Netflix Games are growing internationally. Next up: Cloud gaming. Much like “Squid Game,” Netflix’s mobile games do seem to find an audience around the world.

  • In Q1, the top markets for Netflix game downloads were the US, Brazil, France, Mexico and the UK, according to Sensor Tower.

  • One thing that is still holding Netflix back is its reliance on mobile in general, and mobile app stores in particular. Most Netflix content gets watched on TVs, but the company’s games are only available on iOS and Android mobile devices so far.

  • What’s more, Netflix can use its mobile app to showcase games to its audience, but people willing to give a game a try still have to be redirected to the App Store or Google Play to download the title.

  • That could potentially change once Netflix embraces game streaming: I broke the news last year that Netflix was building its own cloud gaming tech to bring games to TVs and other connected devices. Netflix has since confirmed those plans, and Loombe told reporters this week that work on the service was “underway.”

Netflix is also pouring money into new first-party games. In addition to building tech that could one day take Netflix Gaming beyond mobile, the company is also investing in a broad catalog of titles. The company revealed this week that its own game studios are currently working on 16 games, and that it has struck deals for 70 games built by third-party studios. A year from now, the company should have more than 100 games available on app stores, and many more in the pipeline.

What else

BitTorrent and its owner have been sued over crypto sales. For close to two decades, BitTorrent avoided major lawsuits while other file sharing apps got shut down left and right. Now, it’s in trouble over the alleged illegal sale of crypto securities and alleged market manipulations.

Twitch is laying off 400 employees. The layoffs are part of Amazon’s new massive job cuts.

Netflix’s ad-supported plan has one million domestic subscribers. That’s according to Bloomberg’s Lucas Shaw, who also reported that the company is now meeting the metrics it promised advertisers.

YouTube TV is getting more expensive, now costs $72.99 per month.
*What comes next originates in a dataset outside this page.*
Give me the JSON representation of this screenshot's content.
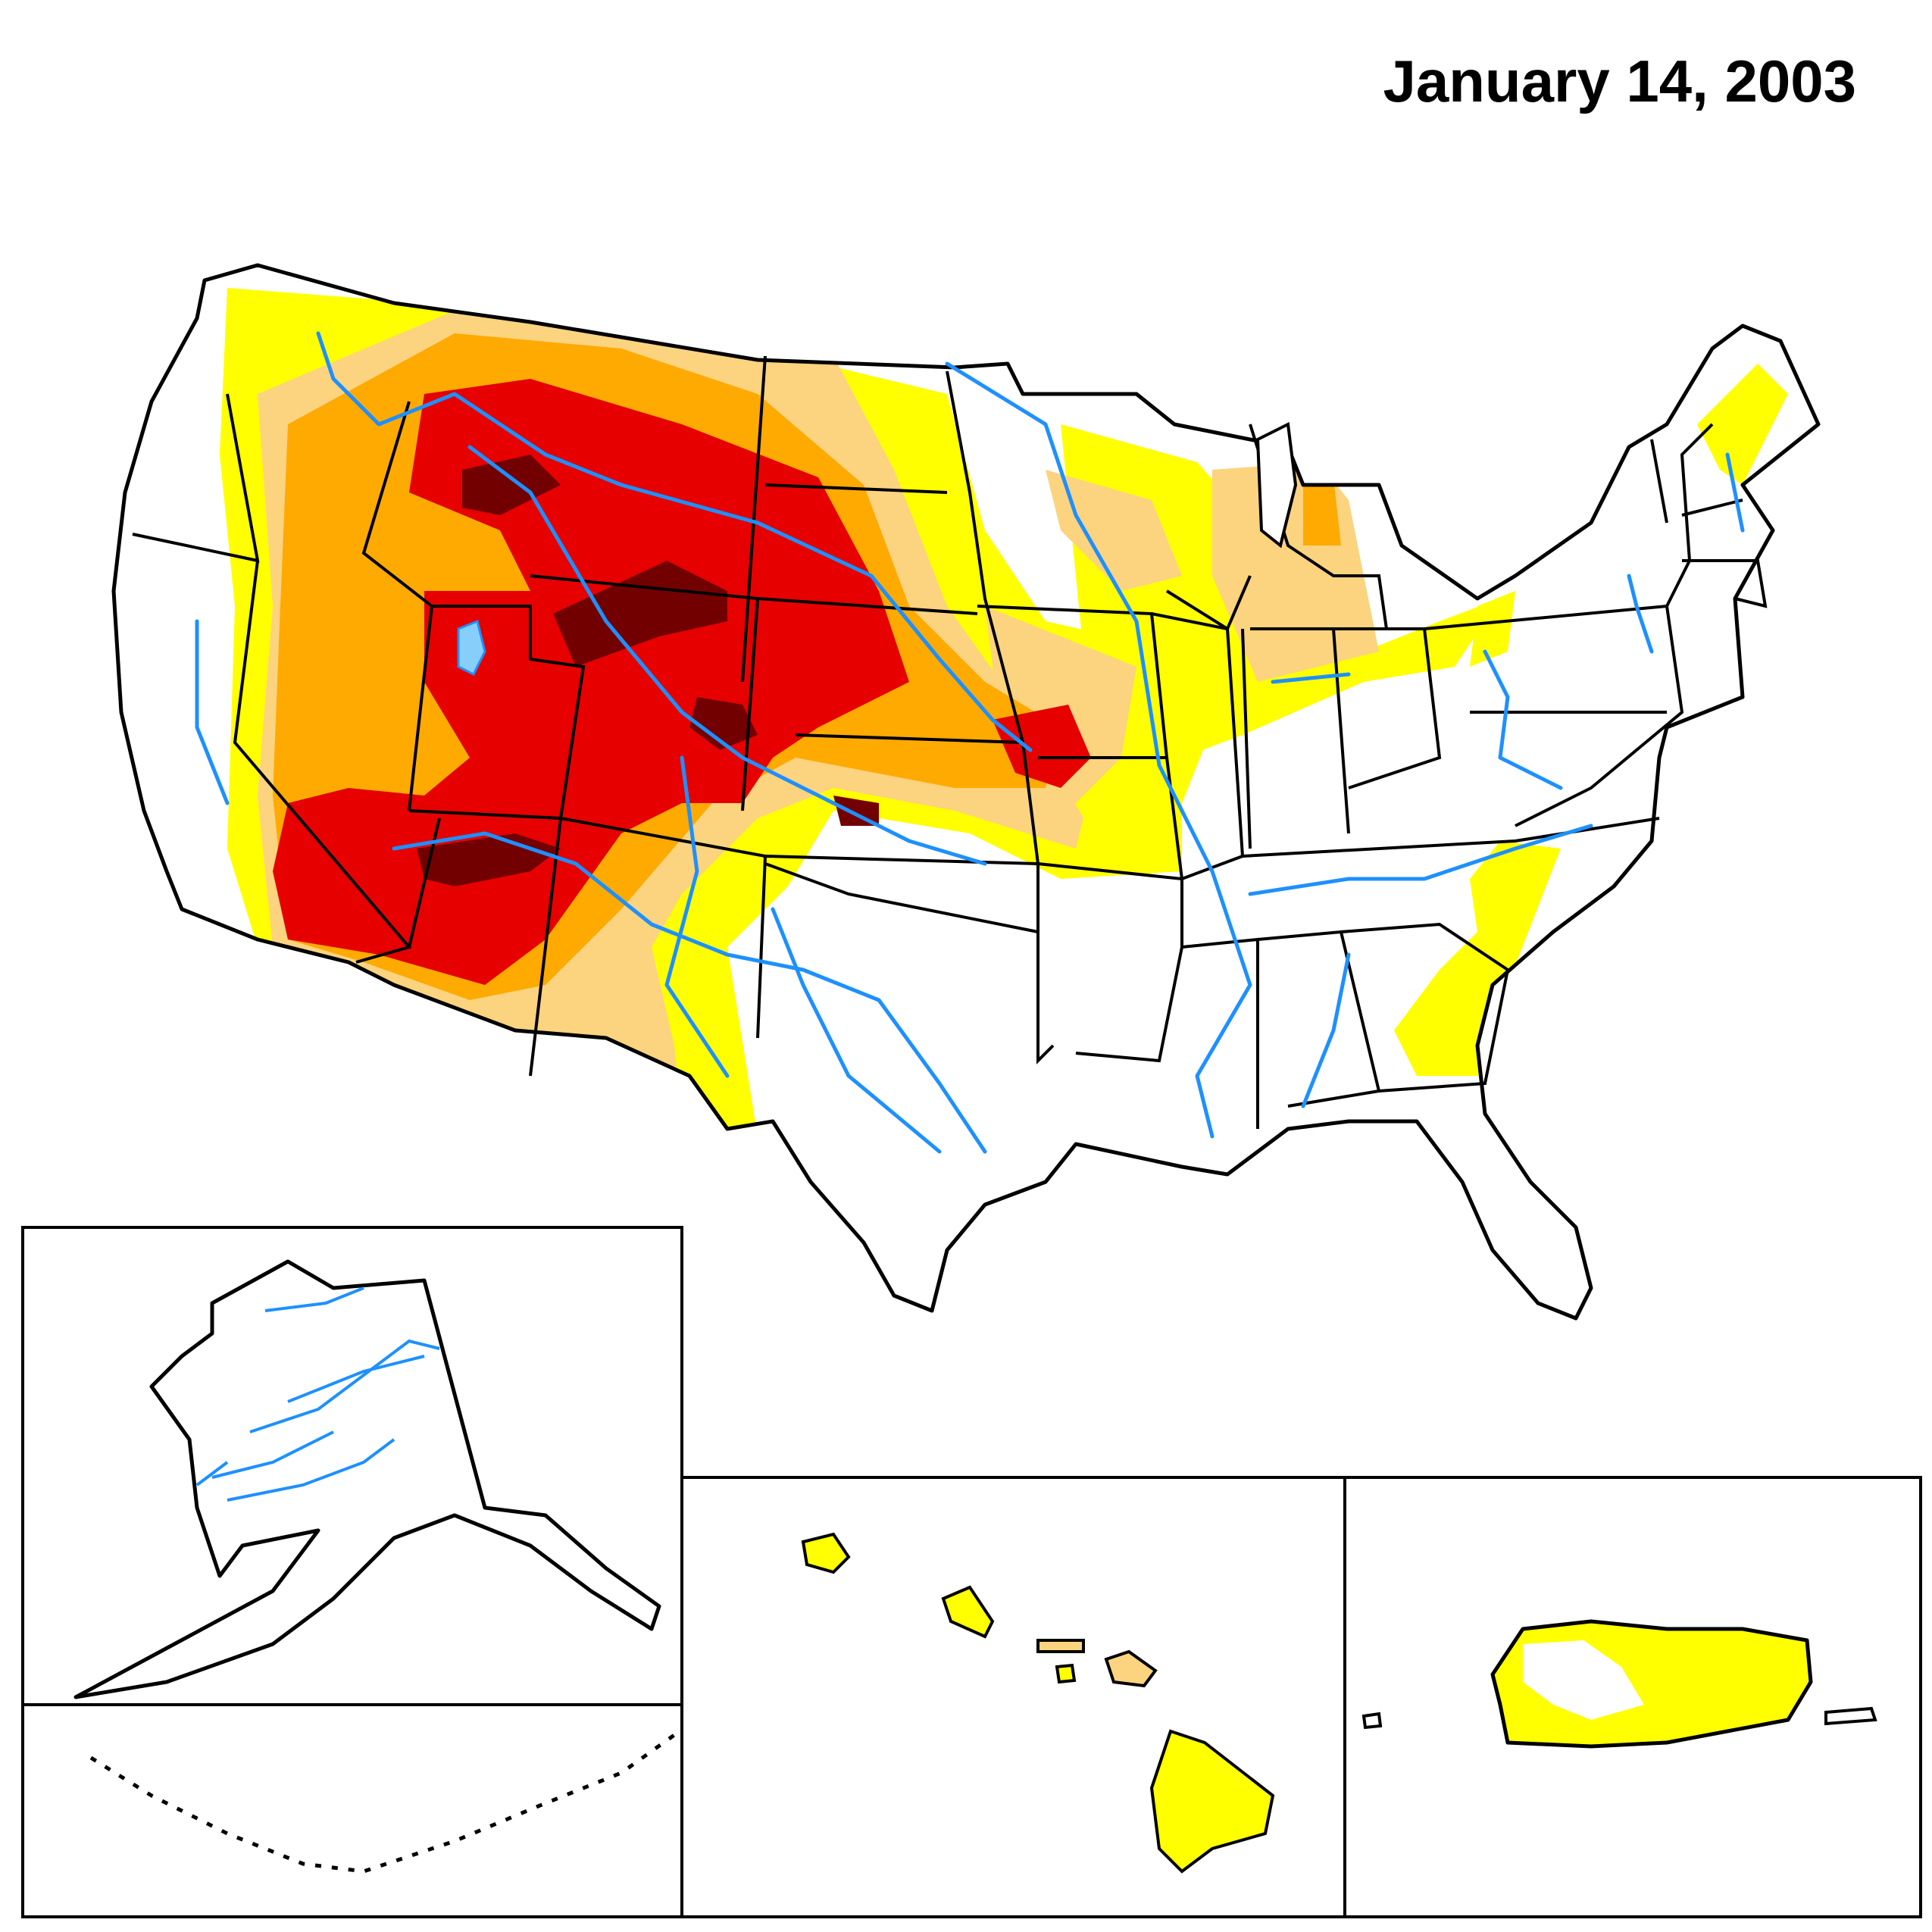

Remember when internet-based TV services were supposed to be a cheap cable alternative?

Tubi is now responsible for 1% of all TV viewing in the US. That’s according to Nielsen, which also reported that streaming as a whole is now facilitating 34.3% of all TV viewing, with cable and broadcast TV coming in at 30.2% and 23.8%, respectively.

Amazon has sold 200 million Fire TV devices. The company is also introducing a new budget line of smart TVs (told you so 😃 ).

Cancelling cable could get easier soon. Newly-proposed FTC rules could be good news for cord cutters, bad news for TV services.

Oculus isn’t dead, after all. Meta is now using the Oculus name for it VR game publisher, which currently has 150 third-party games in the pipeline.

That’s it

Like everyone else, I’ve been playing a lot with Google’s new generative AI Bard this week. I asked it about everything from unannounced Google products (sadly, no notable revelations) to its position on defunding the police (surprisingly nuanced). However, my very first query was a bit more practical: I didn’t know what to cook that night, so I just told the AI what I had in my fridge (gnocchi, asparagus and mushrooms), and asked it to come up with a recipe. Bard’s answer: Gnocchi pizza.

Gnocchi. Pizza. I’ve been thinking a lot about this one, and I think I’ll have to try it one day. I mean, cooking with AI … what could possibly go wrong?